La confusión comenzó cuando Christian, centrocampista de Cruzeiro, y Everson, el portero de Atlético Mineiro, se enfrentaron por un balón. La disputa se intensificó rápidamente, y el campo se convirtió en un campo de batalla. Puñetazos y patadas volaban de un lado a otro mientras los jugadores de ambos equipos se lanzaban a la pelea. El árbitro no pudo contener el violento episodio de inmediato, lo que causó que la trifulca se extendiera por varios minutos.
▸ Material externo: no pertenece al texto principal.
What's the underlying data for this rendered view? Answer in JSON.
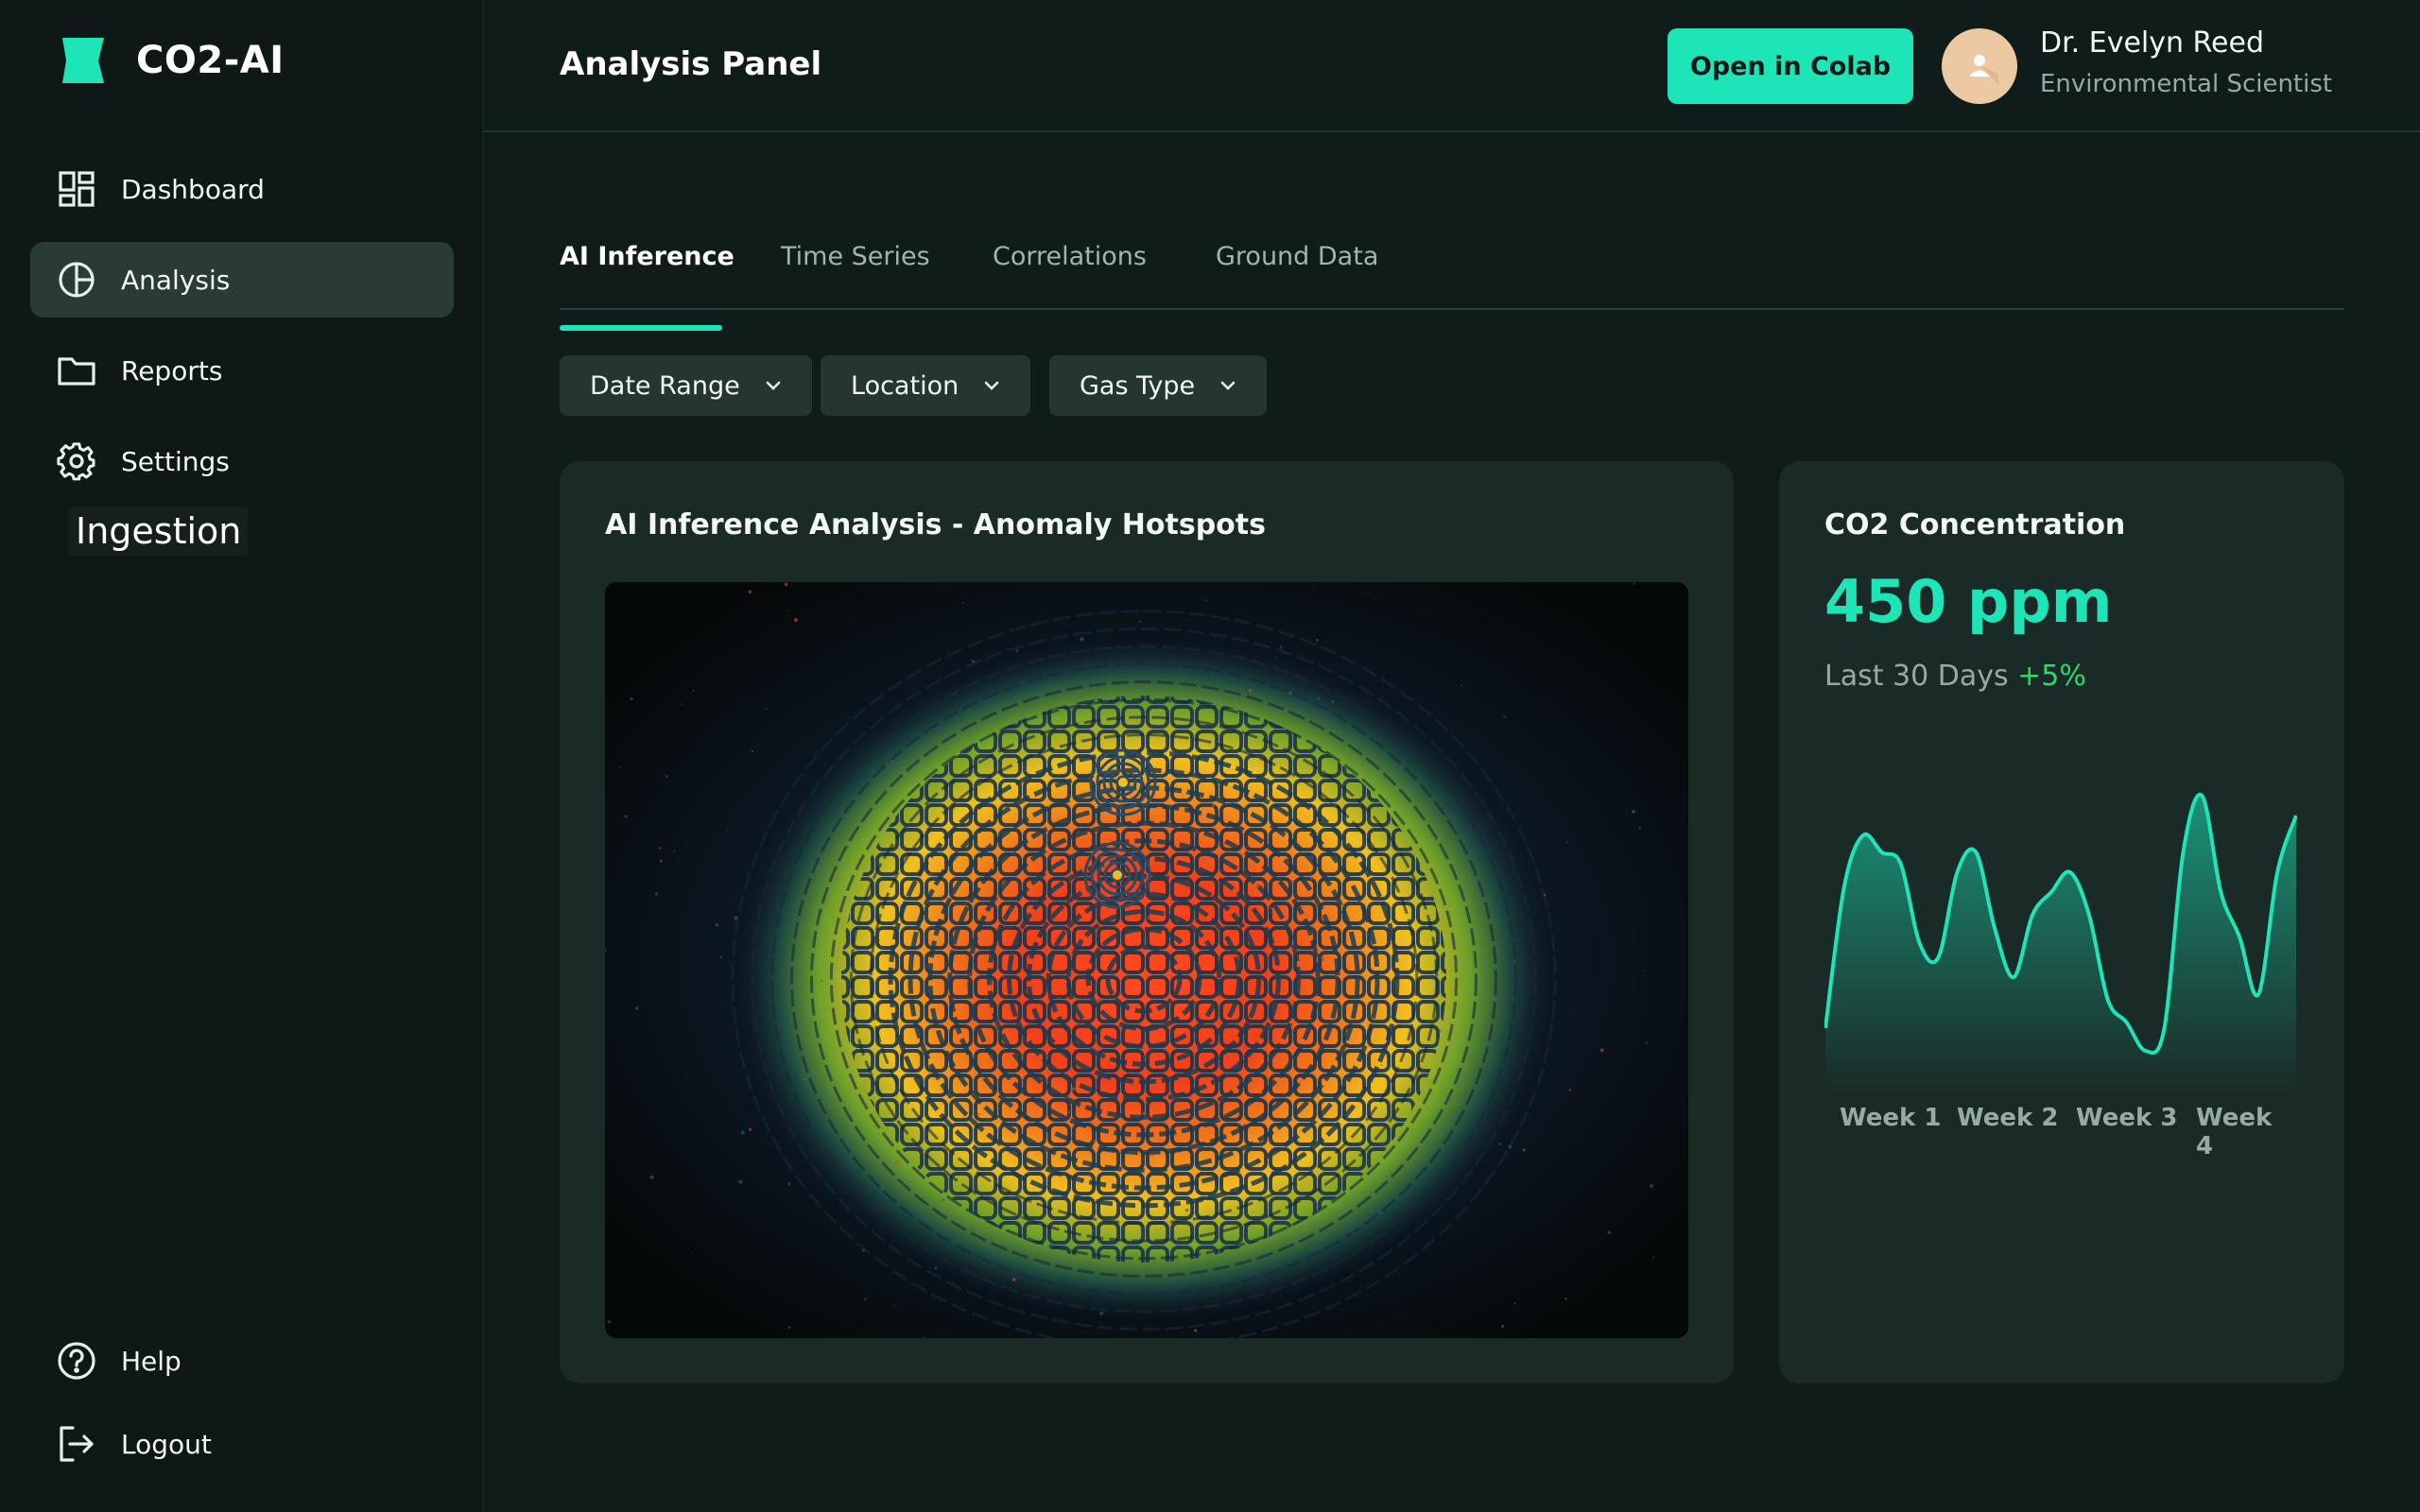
{
  "brand": {
    "name": "CO2-AI"
  },
  "colors": {
    "accent": "#1de5b8",
    "positive": "#2fd86b",
    "background": "#101c1a",
    "sidebar": "#0e1816",
    "card": "#1a2a27"
  },
  "sidebar": {
    "items": [
      {
        "label": "Dashboard",
        "icon": "dashboard-icon",
        "active": false
      },
      {
        "label": "Analysis",
        "icon": "pie-chart-icon",
        "active": true
      },
      {
        "label": "Reports",
        "icon": "folder-icon",
        "active": false
      },
      {
        "label": "Settings",
        "icon": "gear-icon",
        "active": false
      }
    ],
    "floating_label": "Ingestion",
    "bottom_items": [
      {
        "label": "Help",
        "icon": "help-icon"
      },
      {
        "label": "Logout",
        "icon": "logout-icon"
      }
    ]
  },
  "header": {
    "title": "Analysis Panel",
    "colab_button": "Open in Colab",
    "user": {
      "name": "Dr. Evelyn Reed",
      "role": "Environmental Scientist"
    }
  },
  "tabs": [
    {
      "label": "AI Inference",
      "active": true
    },
    {
      "label": "Time Series",
      "active": false
    },
    {
      "label": "Correlations",
      "active": false
    },
    {
      "label": "Ground Data",
      "active": false
    }
  ],
  "filters": [
    {
      "label": "Date Range",
      "icon": "chevron-down-icon"
    },
    {
      "label": "Location",
      "icon": "chevron-down-icon"
    },
    {
      "label": "Gas Type",
      "icon": "chevron-down-icon"
    }
  ],
  "main_card": {
    "title": "AI Inference Analysis - Anomaly Hotspots"
  },
  "side_card": {
    "title": "CO2 Concentration",
    "value": "450 ppm",
    "period": "Last 30 Days",
    "delta": "+5%"
  },
  "chart_data": {
    "type": "area",
    "categories": [
      "Week 1",
      "Week 2",
      "Week 3",
      "Week 4"
    ],
    "series": [
      {
        "values": [
          0.1,
          0.6,
          0.78,
          0.72,
          0.68,
          0.4,
          0.35,
          0.65,
          0.72,
          0.45,
          0.28,
          0.5,
          0.58,
          0.65,
          0.5,
          0.2,
          0.12,
          0.02,
          0.1,
          0.72,
          0.92,
          0.58,
          0.42,
          0.22,
          0.65,
          0.85
        ]
      }
    ],
    "title": "",
    "xlabel": "",
    "ylabel": "",
    "grid": false
  }
}
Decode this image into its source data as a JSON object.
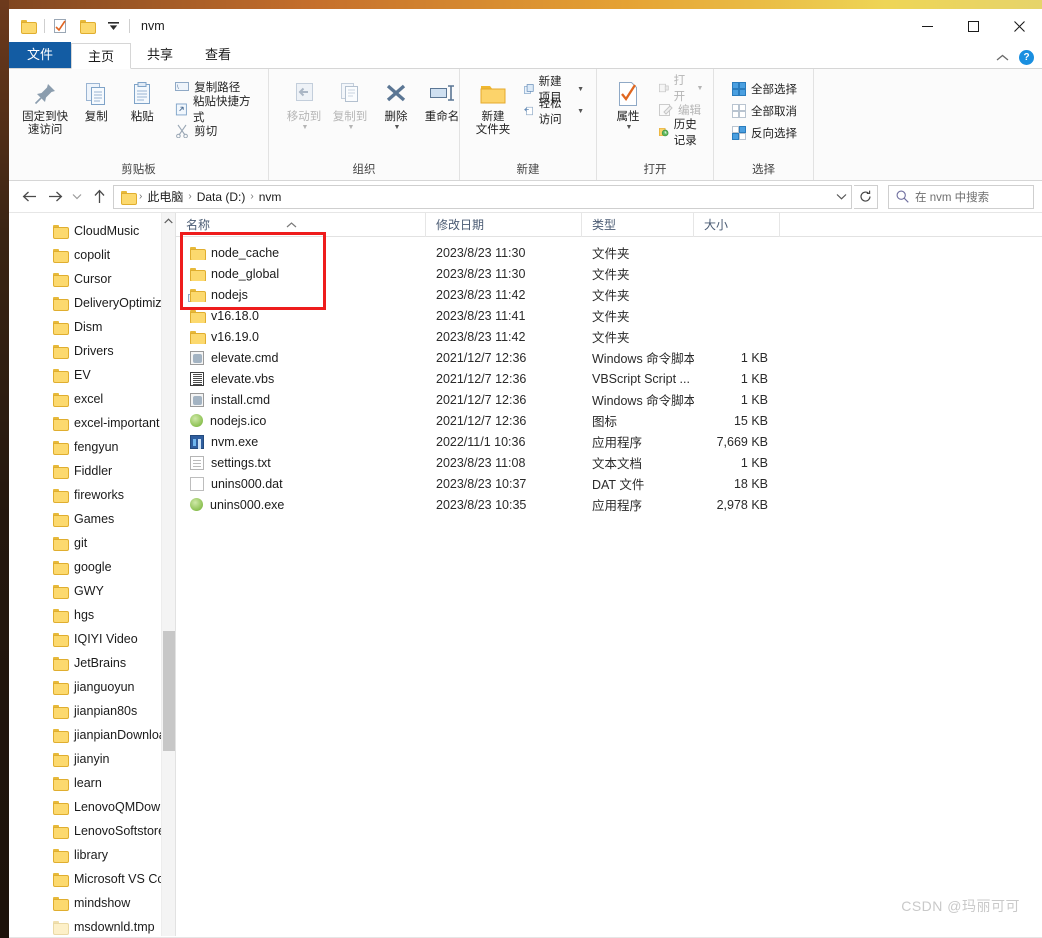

Arquero de Cruceiro queda severamente golpeado tras la pelea
A medida que los jugadores se unían al altercado, el caos se fue descontrolando, afectando incluso a los cuerpos técnicos y a los jugadores de la banca, quienes también se involucraron en el enfrentamiento. Uno de los más afectados en la histórica tangana entre los clubes brasileños fue el guardameta Everson, quien al parecer terminó ensangrentado y un morado en la cabeza después de ser golpeado contra unos de los postes del arco.
De acuerdo con reportes, el portero fue trasladado de forma inmediata a un hospital para ser atendido, esto de que fuera agredido por más de seis jugadores del equipo rival, quienes lo empujaron hacia uno de los postes y lo patearon mientras se encontraban en el suelo.